Anak-anak akan tumbuh secara tidak normal. Mereka akan mengalami
trauma, depresi, kehilangan kepercayaan diri, maupun kerusakan organ
reproduksi jika kekerasan seksual yang diterima. Banyaknya kasus kekerasan
terhadap anak menunjukkan bahwa negara lalai akan amanat konstitusi.
Kebijakan-kebijakan pemerintah belum sepenuhnya menyentuh akar masalah.
Sebab, anak hanya dianggap sebagai ladang basah untuk proyek dalam berbagai
sektor. Belum sebagai entitas penting yang tidak sekadar menjadi subbagian.
Padahal, sebenarnya, jika mengacu pada pasal 3 Konvensi Hak Anak (KHA),
”Kepentingan anak harus menjadi pertimbangan utama”. Bukan sebagai latar
belakang dalam proses pembangunan, yaitu kesejahteraan anak akan naik bila
pembangunan berjalan dengan baik. Anak juga tidak hanya menjadi indikator pembangunan,
seperti angka kematian bayi, angka kematian balita dan anak, serta derajat
partisipasi dalam pendidikan.
Seharusnya lebih dari itu. Anak adalah sosok unik yang membutuhkan
kehidupan yang damai. Sistem yang kondusif. Anak-anak memiliki fantasi dan idealisasi
yang bertumbuh seiring dengan lingkungan di mana dia berada. Sehingga negara
harus memberikan porsi yang besar terhadap anak. Sama besar dengan porsi
terhadap pemberantasan korupsi atau terorisme misalnya.

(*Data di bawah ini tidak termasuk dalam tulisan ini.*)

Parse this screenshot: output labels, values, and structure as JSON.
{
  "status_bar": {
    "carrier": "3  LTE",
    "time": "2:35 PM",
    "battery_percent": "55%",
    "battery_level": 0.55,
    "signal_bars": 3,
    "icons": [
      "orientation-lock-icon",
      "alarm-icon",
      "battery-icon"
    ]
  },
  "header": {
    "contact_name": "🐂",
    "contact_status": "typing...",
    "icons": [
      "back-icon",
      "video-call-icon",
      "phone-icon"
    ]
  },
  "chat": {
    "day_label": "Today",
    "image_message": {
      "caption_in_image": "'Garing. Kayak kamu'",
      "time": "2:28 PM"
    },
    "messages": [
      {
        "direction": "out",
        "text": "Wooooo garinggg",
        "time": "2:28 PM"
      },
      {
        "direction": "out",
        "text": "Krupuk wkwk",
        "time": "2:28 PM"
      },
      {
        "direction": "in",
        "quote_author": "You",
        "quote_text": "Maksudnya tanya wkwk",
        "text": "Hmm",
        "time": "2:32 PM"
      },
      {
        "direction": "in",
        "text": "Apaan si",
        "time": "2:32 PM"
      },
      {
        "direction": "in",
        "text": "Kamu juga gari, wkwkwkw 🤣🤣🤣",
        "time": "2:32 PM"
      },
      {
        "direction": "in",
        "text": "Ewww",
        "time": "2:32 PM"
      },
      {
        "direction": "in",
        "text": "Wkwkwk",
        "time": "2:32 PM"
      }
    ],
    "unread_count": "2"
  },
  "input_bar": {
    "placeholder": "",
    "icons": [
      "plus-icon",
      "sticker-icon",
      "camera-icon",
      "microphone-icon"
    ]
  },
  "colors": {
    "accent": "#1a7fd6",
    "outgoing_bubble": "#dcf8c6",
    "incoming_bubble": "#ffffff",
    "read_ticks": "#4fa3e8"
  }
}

Perkembangan anak bukan lagi masalah privat keluarga, namun sudah
menjadi urusan besar bagi negara. Oleh karena itu, dibutuhkan gerakan
besar-besaran agar semua elemen bangsa punya tanggung jawab untuk menciptakan
suasana yang nyaman bagi tumbuh kembang anak, baik fisik, psikis, moral,
maupun spiritual.
Seharusnya kita tidak lagi mengarahkan perhatian penuh kita pada
bagaimana ”mereparasi anak” yang menjadi korban kekerasan. Namun lebih fokus
pada bagaimana membuat dan menumbuhkan anak menjadi pribadi yang utuh.

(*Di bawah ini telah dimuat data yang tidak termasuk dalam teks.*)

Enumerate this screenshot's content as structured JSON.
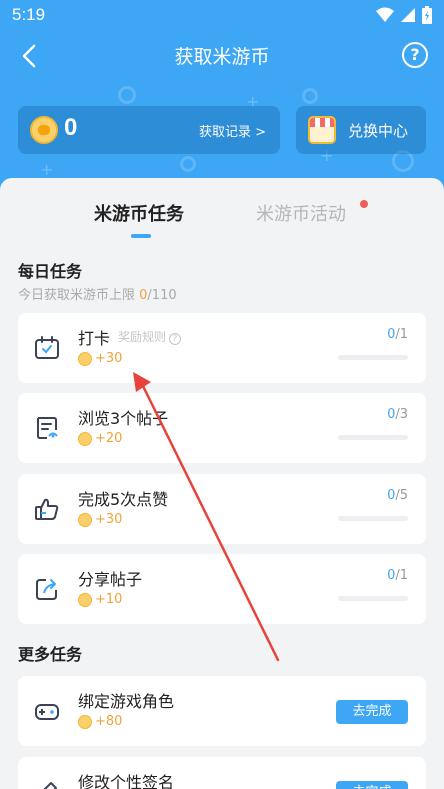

Pribadi yang nantinya mampu menjadi penyangga kehidupan berbangsa dan
bernegara di masa mendatang.
Kebiasaan heboh ketika ada kasus-kasus kekerasan pada anak harus
dihentikan. Diganti dengan perhatian besar-besaran pada bagaimana memberikan
role model yang baik bagi anak. Pemerintah memberikan contoh berperilaku
amanah bagi anak-anak. Penegak hukum menunjukkan bagaimana bersikap adil
kepada anak-anak. Para legislator memberikan pembelajaran arti pengabdian
tulus kepada anak. Media pun demikian. Ekspose besar-besaran hal-hal yang positif
tentang negeri ini. Bukan malah sebaliknya. Berita korupsi para pejabat,
bencana, kecelakaan, dan berita-berita negatif lainnya. Anak akan belajar
bahwa mencuri, berbohong, berkhianat, dan penderitaan adalah bagian dari
kehidupannya.
Dan itulah yang akan menjadi bahan mentah bagi perkembangannya kelak.
Sebab, apa yang dilihat, dibaca, didengar, dan dirasakan anak-anak menjadi
modal bagi terbentuknya kepribadian mereka kelak.
Berkaca dari pemerintah Jerman, anak-anak di sana mendapat perhatian
yang besar dari negara. Suara dan pandangan anak-anak tentang masa depan
negara dan dunia sangat diperhatikan. Pemerintahnya menyadari bahwa anak-anak
akan menjadi pemegang estafet kebesaran Jerman di masa mendatang.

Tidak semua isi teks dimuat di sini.